The lesson here maybe that we shouldn’t accept low standards because perfection seems unattainable, but that we also shouldn’t bankrupt ourselves doggedly aiming for it.

Zero Landfill

This is a target that factories routinely achieve. However, we may be fooling ourselves by drawing a line around a factor and celebrating its zero-landfill status. Often the excess packaging material is pushed upstream. The product itself, once it leaves the factory, someday ends up in the landfill. Factories demand suppliers deliver in kits, without packaging, removing and owning it. And how many mousepads created from the scraps of automotive interior can you give away? And where do those go, once we no longer need it? Similarly, what are the emissions to build, fuel, maintain, and landfill our zero-emissions electric vehicles

No doubt there are net benefits to zero landfill thinking.
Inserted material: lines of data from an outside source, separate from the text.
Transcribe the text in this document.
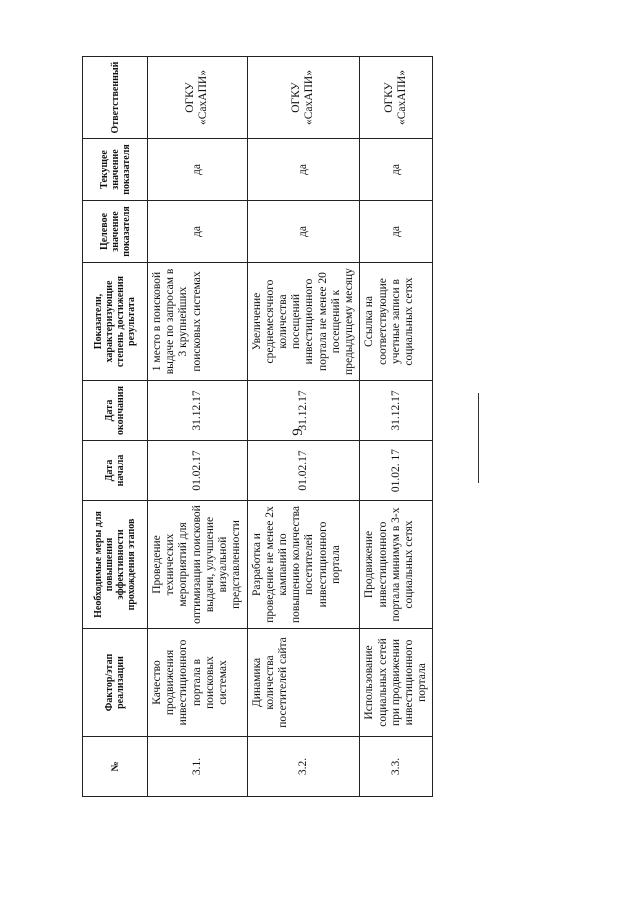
9
№	Фактор/этап реализации	Необходимые меры для повышения эффективности прохождения этапов	Дата начала	Дата окончания	Показатели, характеризующие степень достижения результата	Целевое значение показателя	Текущее значение показателя	Ответственный
3.1.	Качество продвижения инвестиционного портала в поисковых системах	Проведение технических мероприятий для оптимизации поисковой выдачи, улучшение визуальной представленности	01.02.17	31.12.17	1 место в поисковой выдаче по запросам в 3 крупнейших поисковых системах	да	да	ОГКУ «СахАПИ»
3.2.	Динамика количества посетителей сайта	Разработка и проведение не менее 2х кампаний по повышению количества посетителей инвестиционного портала	01.02.17	31.12.17	Увеличение среднемесячного количества посещений инвестиционного портала не менее 20 посещений к предыдущему месяцу	да	да	ОГКУ «СахАПИ»
3.3.	Использование социальных сетей при продвижении инвестиционного портала	Продвижение инвестиционного портала минимум в 3-х социальных сетях	01.02. 17	31.12.17	Ссылка на соответствующие учетные записи в социальных сетях	да	да	ОГКУ «СахАПИ»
It’s only possible by rethinking the product design, process design, and influencing behaviors of the employees who work there. And it’s better to start by aiming for zero landfill factories, then progress to supply chains, and eventually to entire product lifecycles free of landfill.

The lesson may be that while we have to start local in our efforts, we can never lose sight of the global picture, if we want to have a lasting impact.

Zero Inventory

This is the philosophy of continuously lowering inventory to expose previously hidden problems across the enterprise. Until we learn how to command time, space and energies sufficient to pop items into existence, we will not achieve zero inventory. Supply chains will have at a minimum, safety stock, cycle stock, raw materials and inventory for immediate use. But these standards are set, continuously challenged and minimum required inventory levels are reduced.

The lesson here may be that we have to learn how to live with it at the minimum possible level. COVID-19 and other causes of illness and death will always be with us. But we have ways of dealing with these, including vaccines, detection, maintaining healthy bodies and immune systems. And we will keep figuring out better ways.

Zero Quality Control

This is often mistaken for eliminating all inspection or quality control measures. In fact, it means using inexpensive mistake proofing methods to achieve 100% source inspection. Shigeo Shingo wrote a book about this.

The lesson about prevention and containment at the source should be clear to Lean thinkers.

Zero Breakdowns

The long-term aim in TPM, to Total Productive Maintenance, is to reduce equipment failures and breakdowns to zero. This is done through continuous improvement, predictive and preventive maintenance, raising the skills of the maintenance staff, and involving machine operators in basic daily maintenance of equipment. To varying degrees this goal is attainable. It depends on the equipment, materials, volumes and so forth. Machines are far more predictable than many of the other types of systems and their failures.

The lesson here may be that where there is established science and engineering, follow it. Educate people at all levels, involve everyone, and keep the assets that serve you in good working condition.

What is an Acceptable Number?

A quick way to reduce accidents, inventory, defects, quality control activity or breakdowns to zero is to shut down the operation. Turn off the lights, lock the doors and reduce the activity level to zero. We can achieve zero problems by having zero opportunities for problems to occur. As in arithmetic, so in reality, diving by zero yields a nonsense results.

But as we can see with these various initiatives, zero doesn’t mean nil, zilch, naught or empty. In all cases, it means “striving to get better” through systematic, responsible, evidence-driven ways.

The purpose of these initiatives isn’t to achieve zero by a specific date. It is to set up the systems, behaviors, checks and balances in our organization or society. Only this allows us to conduct our business and live our lives with the minimum of losses.